3 See Ariz. Rev. Stat. Ann. §32-3283 (1992); Ark. Code Ann. §17-46-107 (1995); Del. Code Ann., Tit. 24, §3913 (1987); Idaho Code §54-3213 (1994); Ind. Code §25-23.6-6-1 (1993); Iowa Code §154C.5 and §622.10 (1987); Kan. Stat. Ann. §65-6315 (Supp. 1990); Me. Rev. Stat. Ann., Tit. 32, §7005 (1988); Mass. Gen. Laws §112:135A (1994); Mich. Comp. Laws Ann. §339.1610 (1992); Miss. Code Ann. §73-53-29 (1995); Mo. Rev. Stat. §337.636 (1994); Mont. Code Ann. §37-22-401 (1995); Neb. Rev. Stat. §71-1,335 (Supp. 1994); N. J. Stat. Ann. §45:15BB 13 (1995); N. M. Stat. Ann. §61-31-24 (1993); N. Y. Civ. Prac. §4508 (McKinney 1992); N. C. Gen. Stat. §8-53.7 (1986); Ohio Rev. Code Ann. §2317.02(G)(1) (1995); Okla. Stat., Tit. 59 §1261.6 (1991); Ore. Rev. Stat. §40.250 (1991); S. D. Codified Laws §36-26-30 (1994); Tenn. Code Ann. §63-23-107 (1990); Wash. Rev. Code §18.19.180 (1994); W. Va. Code§30-30-12 (1993); Wyo. Stat. §33-38-109 (Supp. 1995).

4 These ever multiplying evidentiary privilege statutes, which the Court today emulates, recall us to the original meaning of the word "privilege." It is a composite derived from the Latin words "privus" and "lex": private law.

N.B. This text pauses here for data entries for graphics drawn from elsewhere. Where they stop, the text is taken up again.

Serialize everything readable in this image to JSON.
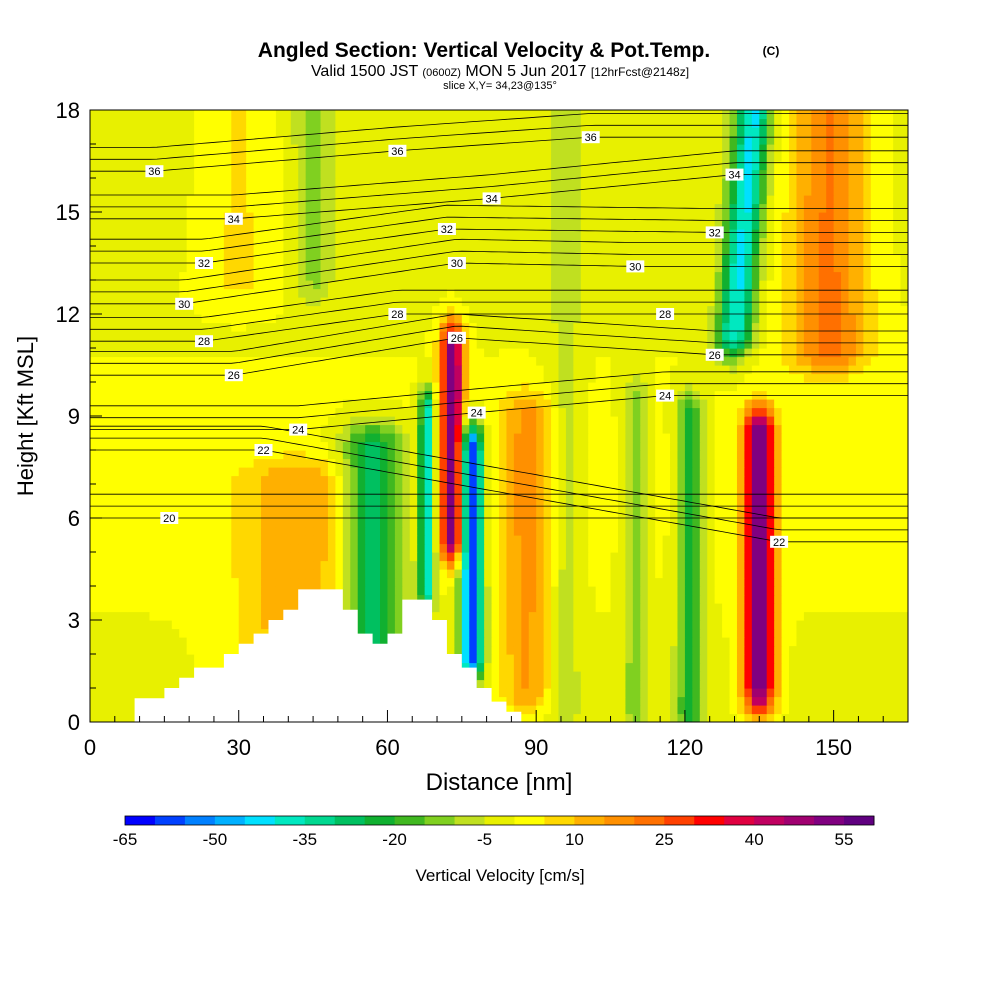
{
  "chart_data": {
    "type": "heatmap",
    "title": "Angled Section: Vertical Velocity & Pot.Temp.",
    "title_unit": "(C)",
    "subtitle_prefix": "Valid 1500 JST",
    "subtitle_utc": "(0600Z)",
    "subtitle_date": "MON 5 Jun 2017",
    "subtitle_forecast": "[12hrFcst@2148z]",
    "slice_label": "slice X,Y= 34,23@135°",
    "xlabel": "Distance [nm]",
    "ylabel": "Height [Kft MSL]",
    "xlim": [
      0,
      165
    ],
    "ylim": [
      0,
      18
    ],
    "x_ticks": [
      "0",
      "30",
      "60",
      "90",
      "120",
      "150"
    ],
    "y_ticks": [
      "0",
      "3",
      "6",
      "9",
      "12",
      "15",
      "18"
    ],
    "colorbar": {
      "label": "Vertical Velocity [cm/s]",
      "tick_labels": [
        "-65",
        "-50",
        "-35",
        "-20",
        "-5",
        "10",
        "25",
        "40",
        "55"
      ],
      "range": [
        -65,
        60
      ],
      "colors": [
        "#0000ff",
        "#0040ff",
        "#0080ff",
        "#00b0ff",
        "#00e0ff",
        "#00e8c0",
        "#00d890",
        "#00c060",
        "#10b030",
        "#40b820",
        "#80d020",
        "#c0e020",
        "#e8f000",
        "#ffff00",
        "#ffd800",
        "#ffb000",
        "#ff9000",
        "#ff7000",
        "#ff4000",
        "#ff0000",
        "#e00040",
        "#c00060",
        "#a00070",
        "#800080",
        "#600080"
      ]
    },
    "vertical_velocity_features": [
      {
        "x": 130,
        "y_bottom": 11.5,
        "y_top": 18,
        "x_shift_per_kft": 0.6,
        "width": 3.5,
        "peak": -40
      },
      {
        "x": 121,
        "y_bottom": 0.3,
        "y_top": 9,
        "width": 2.6,
        "peak": -22
      },
      {
        "x": 110,
        "y_bottom": 0.5,
        "y_top": 9.5,
        "width": 2.5,
        "peak": -12
      },
      {
        "x": 96,
        "y_bottom": 0.5,
        "y_top": 18,
        "width": 3,
        "peak": -8
      },
      {
        "x": 135,
        "y_bottom": 1,
        "y_top": 8.5,
        "width": 3,
        "peak": 55
      },
      {
        "x": 149,
        "y_bottom": 11,
        "y_top": 18,
        "width": 8,
        "peak": 22
      },
      {
        "x": 88,
        "y_bottom": 1,
        "y_top": 9,
        "width": 5,
        "peak": 16
      },
      {
        "x": 73,
        "y_bottom": 5.5,
        "y_top": 11,
        "width": 2.2,
        "peak": 55
      },
      {
        "x": 77,
        "y_bottom": 2,
        "y_top": 8,
        "width": 2.2,
        "peak": -60
      },
      {
        "x": 68,
        "y_bottom": 4,
        "y_top": 9,
        "width": 1.5,
        "peak": -40
      },
      {
        "x": 57,
        "y_bottom": 2.5,
        "y_top": 8,
        "width": 6,
        "peak": -30
      },
      {
        "x": 42,
        "y_bottom": 1,
        "y_top": 7,
        "width": 12,
        "peak": 14
      },
      {
        "x": 30,
        "y_bottom": 13,
        "y_top": 18,
        "width": 8,
        "peak": 7
      },
      {
        "x": 45,
        "y_bottom": 13,
        "y_top": 18,
        "width": 4,
        "peak": -10
      }
    ],
    "terrain": [
      {
        "x": 0,
        "height": 0
      },
      {
        "x": 9,
        "height": 0.7
      },
      {
        "x": 15,
        "height": 1
      },
      {
        "x": 18,
        "height": 1.3
      },
      {
        "x": 21,
        "height": 1.6
      },
      {
        "x": 27,
        "height": 2
      },
      {
        "x": 30,
        "height": 2.3
      },
      {
        "x": 33,
        "height": 2.6
      },
      {
        "x": 36,
        "height": 3
      },
      {
        "x": 39,
        "height": 3.3
      },
      {
        "x": 42,
        "height": 3.9
      },
      {
        "x": 51,
        "height": 3.3
      },
      {
        "x": 54,
        "height": 2.6
      },
      {
        "x": 57,
        "height": 2.3
      },
      {
        "x": 60,
        "height": 2.6
      },
      {
        "x": 63,
        "height": 3.6
      },
      {
        "x": 69,
        "height": 3
      },
      {
        "x": 72,
        "height": 2
      },
      {
        "x": 75,
        "height": 1.6
      },
      {
        "x": 78,
        "height": 1
      },
      {
        "x": 81,
        "height": 0.6
      },
      {
        "x": 84,
        "height": 0.3
      },
      {
        "x": 87,
        "height": 0
      }
    ],
    "potential_temperature_labels": [
      {
        "text": "36",
        "x": 13,
        "y": 16.2
      },
      {
        "text": "36",
        "x": 62,
        "y": 16.8
      },
      {
        "text": "36",
        "x": 101,
        "y": 17.2
      },
      {
        "text": "34",
        "x": 29,
        "y": 14.8
      },
      {
        "text": "34",
        "x": 81,
        "y": 15.4
      },
      {
        "text": "34",
        "x": 130,
        "y": 16.1
      },
      {
        "text": "32",
        "x": 23,
        "y": 13.5
      },
      {
        "text": "32",
        "x": 72,
        "y": 14.5
      },
      {
        "text": "32",
        "x": 126,
        "y": 14.4
      },
      {
        "text": "30",
        "x": 19,
        "y": 12.3
      },
      {
        "text": "30",
        "x": 74,
        "y": 13.5
      },
      {
        "text": "30",
        "x": 110,
        "y": 13.4
      },
      {
        "text": "28",
        "x": 23,
        "y": 11.2
      },
      {
        "text": "28",
        "x": 62,
        "y": 12
      },
      {
        "text": "28",
        "x": 116,
        "y": 12
      },
      {
        "text": "26",
        "x": 29,
        "y": 10.2
      },
      {
        "text": "26",
        "x": 74,
        "y": 11.3
      },
      {
        "text": "26",
        "x": 126,
        "y": 10.8
      },
      {
        "text": "24",
        "x": 42,
        "y": 8.6
      },
      {
        "text": "24",
        "x": 78,
        "y": 9.1
      },
      {
        "text": "24",
        "x": 116,
        "y": 9.6
      },
      {
        "text": "22",
        "x": 35,
        "y": 8
      },
      {
        "text": "22",
        "x": 139,
        "y": 5.3
      },
      {
        "text": "20",
        "x": 16,
        "y": 6
      }
    ]
  }
}
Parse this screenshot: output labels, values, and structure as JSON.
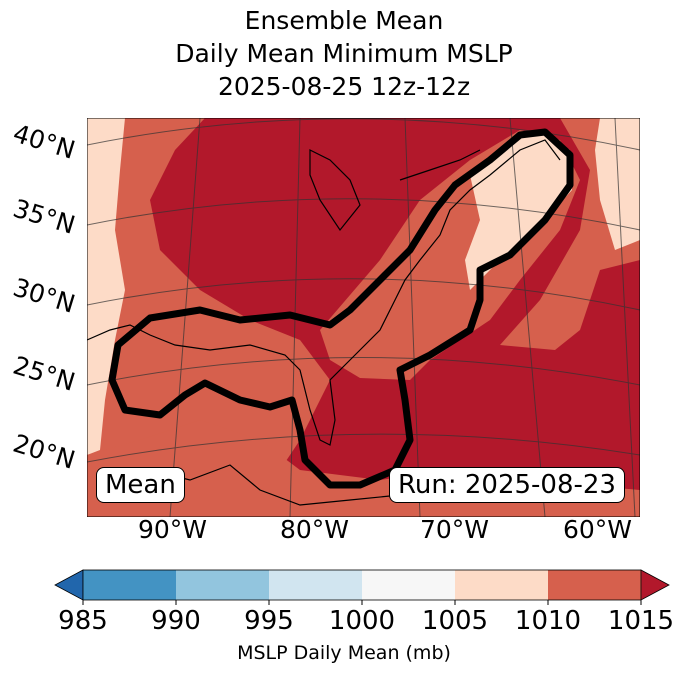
{
  "title": [
    "Ensemble Mean",
    "Daily Mean Minimum MSLP",
    "2025-08-25 12z-12z"
  ],
  "lat_labels": [
    "40°N",
    "35°N",
    "30°N",
    "25°N",
    "20°N"
  ],
  "lon_labels": [
    "90°W",
    "80°W",
    "70°W",
    "60°W"
  ],
  "annotations": {
    "left": "Mean",
    "right": "Run: 2025-08-23"
  },
  "colorbar": {
    "ticks": [
      "985",
      "990",
      "995",
      "1000",
      "1005",
      "1010",
      "1015"
    ],
    "label": "MSLP Daily Mean (mb)",
    "colors": [
      "#4393c3",
      "#92c5de",
      "#d1e5f0",
      "#f7f7f7",
      "#fddbc7",
      "#d6604d"
    ],
    "under_color": "#2166ac",
    "over_color": "#b2182b"
  },
  "map_colors": {
    "low": "#fddbc7",
    "mid": "#d6604d",
    "high": "#b2182b"
  }
}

5 See, e.g., Ariz. Rev. Stat. Ann. §32-3283 (1992); Ark. Code Ann. §17-46-107(3) (1995); Cal. Evid. Code Ann. §1027 (West 1995); Colo. Rev. Stat. §19-3-304 (Supp. 1995); Del. Rule Evid. 503(d)(4); Ga. Code Ann. §19-7-5(c)(1)(G) (1991); Idaho Code §54-3213(3) (1994); La. Code Evid. Ann., Art. 510(B)(2)(k) (West 1995); Md. Cts. & Jud. Proc. Code Ann. §9-121(e)(4) (1995); Mass. Gen. Laws, §119:51A (1994); Mich. Comp. Laws Ann. §722.623 (1992 Supp. Pamph.); Minn. Stat. §595.02.2(a) (1988); Miss. Code Ann. §73-53-29(e) (1995); Mont. Code Ann. §37-22-401(3) (1995); Neb. Rev. Stat. §28-711 (1995); N. M. Stat. Ann. §61-31-24(C) (Supp. 1995); N. Y. Civ. Prac. §4508(a)(3) (McKinney 1992); Ohio Rev. Code Ann. §2317.02(G)(1)(a) (1995); Ore. Rev. Stat. §40.250(4) (1991); R. I. Gen. Laws §5-37.3-4(b)(4) (1995); S. D. Codified Laws §36-26-30(3) (1994); Tenn. Code Ann. §63-23-107(b) (1990); Vt. Rule Evid. 503(d)(5); W. Va. Code §30-30-12(a)(4) (1993); Wyo. Stat. §14-3-205 (1994).

6 See, e.g., Fla. Stat. §90.503(4) (Supp. 1992) (all three exceptions); Ky. Rule Evid. 507(c) (all three); Nev. Rev. Stat. §49.245 (1993) (all three); Utah Rule Evid. 506(d) (all three); Conn. Gen. Stat. §52-146q(c)(1) (1995) (commitment proceedings and proceedings in which patient's mental condition at issue); Iowa Code §622.10 (1987) (proceedings in which patient's mental condition at issue).